Podczas II wojny światowej Zbigniew i Kazimiera Zielińscy mieszkali z synem Ryszardem w Domu Dochodowym Pocztowej Kasy Oszczędności przy ul. Filtrowej 70 na warszawskiej Ochocie. Od 1943 r. udzielali pomocy ludności żydowskiej – rodzinie Berków.
Spis treści:
wspomnienia z okresu II wojny światowej ⇩
uhonorowanie tytułem Sprawiedliwych wśród Narodów Świata ⇩
Ryszard Zieliński wspomina udzieloną pomoc Żydom będącym w getcie warszawskim. W 1943 r. miał 12 lat. „Któregoś dnia ojciec powiedział: »Mam w getcie przyjaciół, trzeba im pomóc«. Zjawili się u nas Kazimierz Berek z żoną Pauliną. Dwaj bracia Kazimierza z rodzinami znaleźli sobie kryjówki w pobliżu placu Narutowicza, gdzie mieszkaliśmy. Nosiłem im jedzenie”.
Berkowie mieli córkę Jasię, którą wcześniej ulokowali przy ul. Ogrodowej. „Była w moim wieku. Polubiliśmy się” – mówi.
Rewizja w mieszkaniu
Ciocia Paulina, tak ją nazywałem, miała tzw. dobry wygląd, gorzej było z panem Kazikiem”.
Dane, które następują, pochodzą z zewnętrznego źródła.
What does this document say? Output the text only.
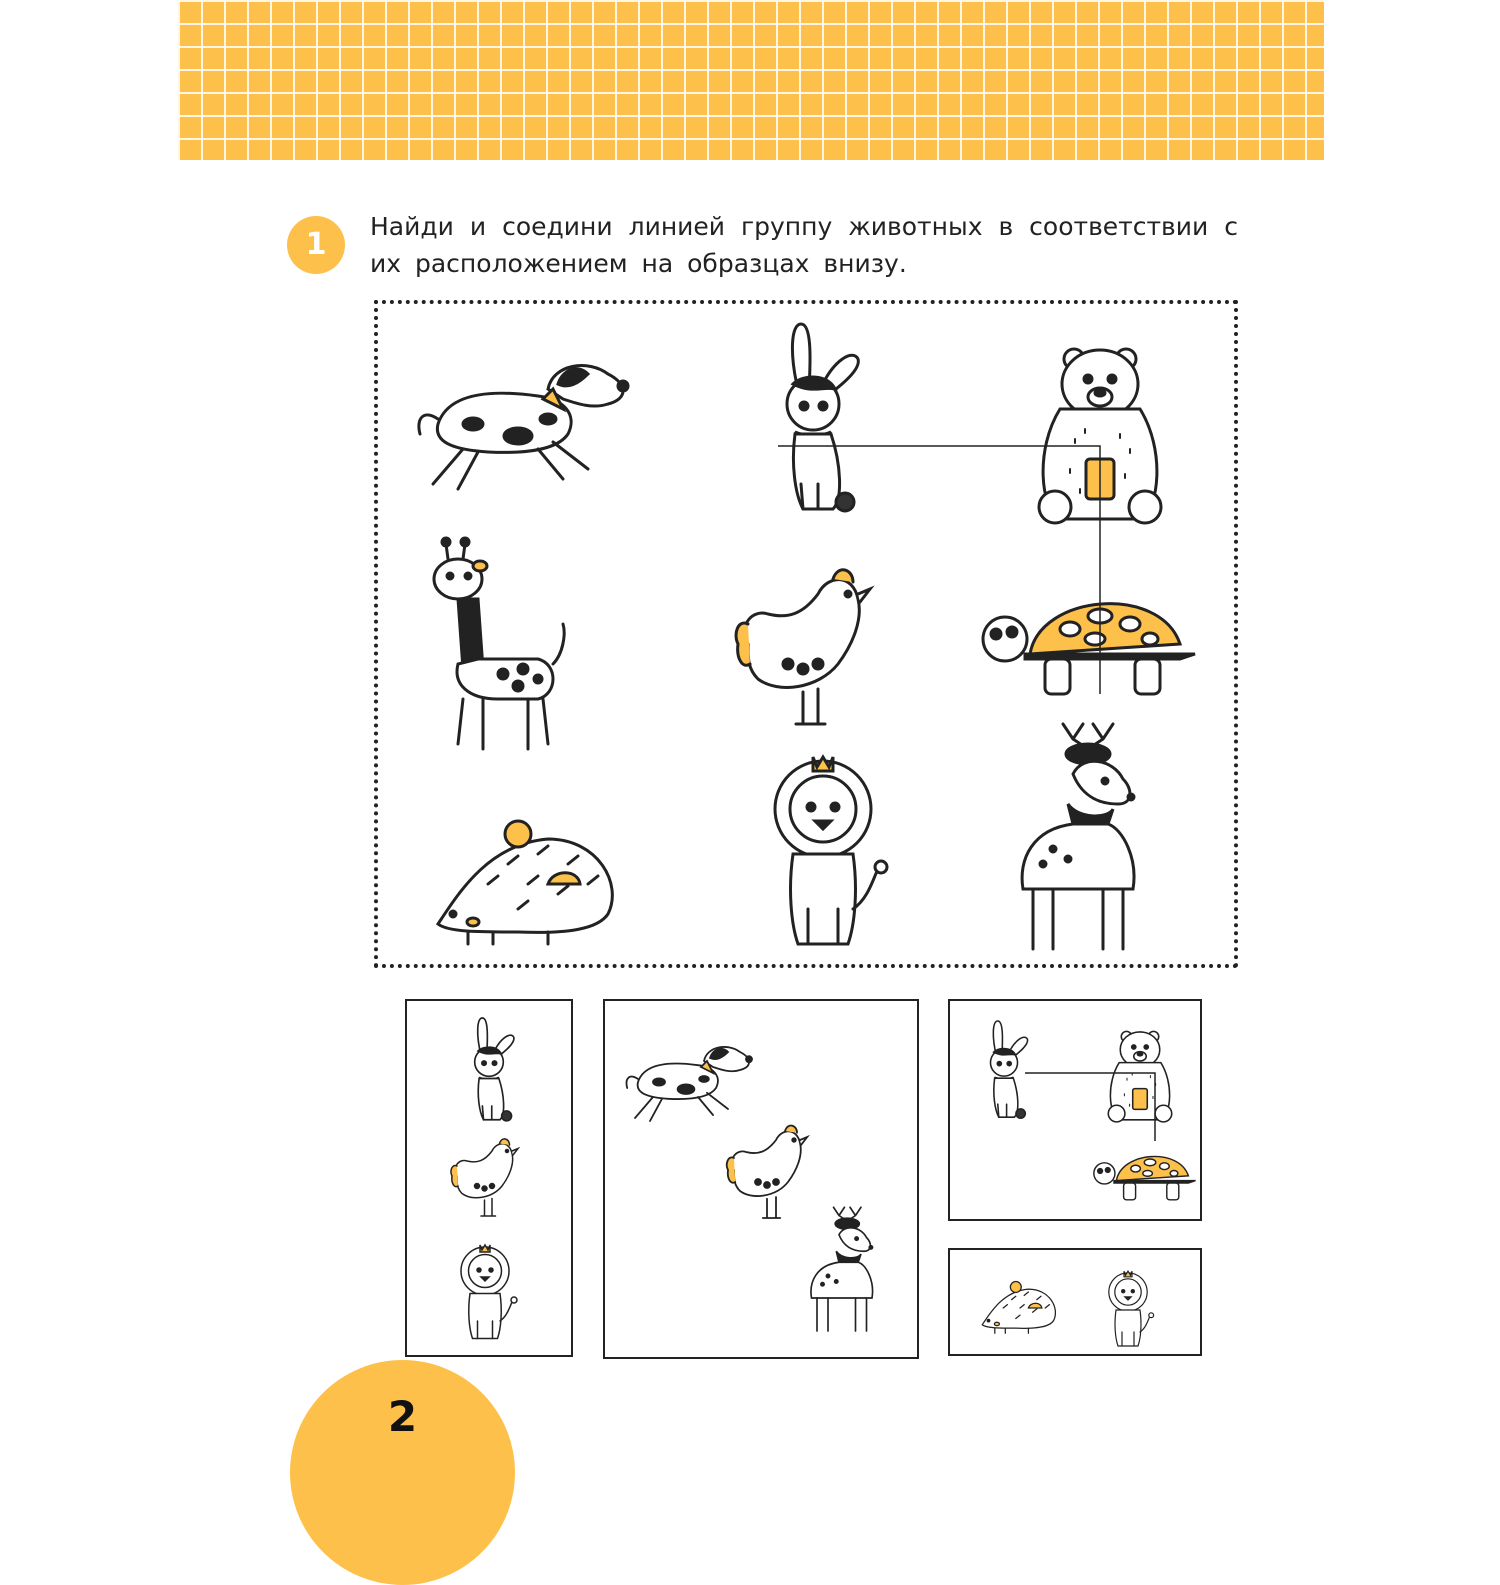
1
Найди и соедини линией группу животных в соответствии с их расположением на образцах внизу.
2
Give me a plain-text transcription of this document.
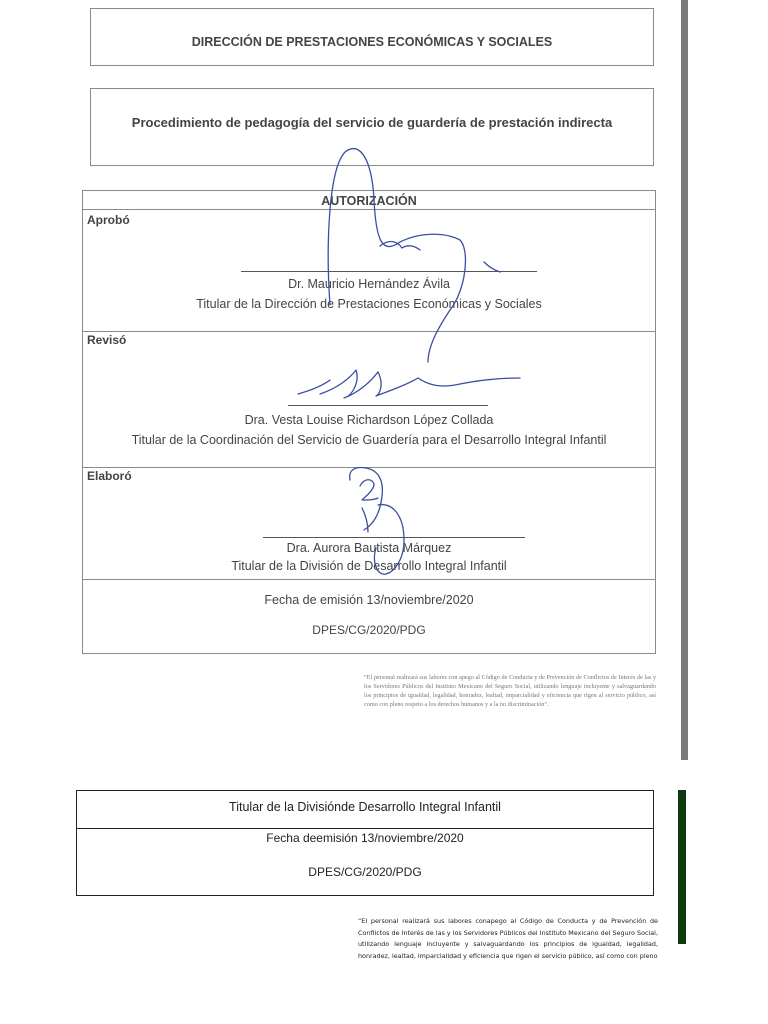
DIRECCIÓN DE PRESTACIONES ECONÓMICAS Y SOCIALES
Procedimiento de pedagogía del servicio de guardería de prestación indirecta
AUTORIZACIÓN
Aprobó
Dr. Mauricio Hernández Ávila
Titular de la Dirección de Prestaciones Económicas y Sociales
Revisó
Dra. Vesta Louise Richardson López Collada
Titular de la Coordinación del Servicio de Guardería para el Desarrollo Integral Infantil
Elaboró
Dra. Aurora Bautista Márquez
Titular de la División de Desarrollo Integral Infantil
Fecha de emisión 13/noviembre/2020
DPES/CG/2020/PDG
“El personal realizará sus labores con apego al Código de Conducta y de Prevención de Conflictos de Interés de las y los Servidores Públicos del Instituto Mexicano del Seguro Social, utilizando lenguaje incluyente y salvaguardando los principios de igualdad, legalidad, honradez, lealtad, imparcialidad y eficiencia que rigen al servicio público, así como con pleno respeto a los derechos humanos y a la no discriminación”.
Titular de la Divisiónde Desarrollo Integral Infantil
Fecha deemisión 13/noviembre/2020
DPES/CG/2020/PDG
“El personal realizará sus labores conapego al Código de Conducta y de Prevención de Conflictos de Interés de las y los Servidores Públicos del Instituto Mexicano del Seguro Social, utilizando lenguaje incluyente y salvaguardando los principios de igualdad, legalidad, honradez, lealtad, imparcialidad y eficiencia que rigen el servicio público, así como con pleno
Chcąc pomóc ukrywającym się Żydom zbudowali kryjówkę. Parapet wysuwał się na szynach i pomiędzy grubymi murami było miejsce dla jednej osoby. Przydał się.
Któregoś dnia latem jestem z ciocią Pauliną i panem Kazikiem, i ona mówi: „Słyszycie tupot na podwórku? Kazik, wskakuj”. Walenie do drzwi. Szukali ojca. Ale gdyby zastali Kazika, byłoby po nas.
Dnia 1 sierpnia 1944 r. ojciec Ryszarda został ciężko ranny. Kilka dni później do domu weszli Niemcy. Krzyczeli „Raus!”, ale między sobą mówili po rosyjsku.
Z ojcem na noszach dotarliśmy do Dworca Zachodniego. Wywieźli nas do Pruszkowa i pogubiliśmy się. Krążę w tłumie zrozpaczony, patrzę: idzie ciocia Paulina. O rany Boskie, jakby się niebo otworzyło! Ktoś bliski, ktoś, kogo znam! Wdarłem się jak dzikie zwierzę między te szeregi. Złapałem się cioci Pauliny za rękę: „Już nie puszczę!”. I od tej chwili zaczyna się nowa opowieść. Dzięki temu, że ja byłem z nią, ona ocalała i dzięki temu, że ona była ze mną, ja też ocalałem.
Ocalał też ojciec i mama, odnalazł się pan Kazimierz i córka Jasia. Pozostali zginęli w powstaniu.
26 maja 1999 r. Instytut Yad Vashem w Jerozolimie uhonorował Zbigniewa i Kazimierę Zielińskich oraz ich syna Ryszarda tytułem Sprawiedliwych wśród Narodów Świata.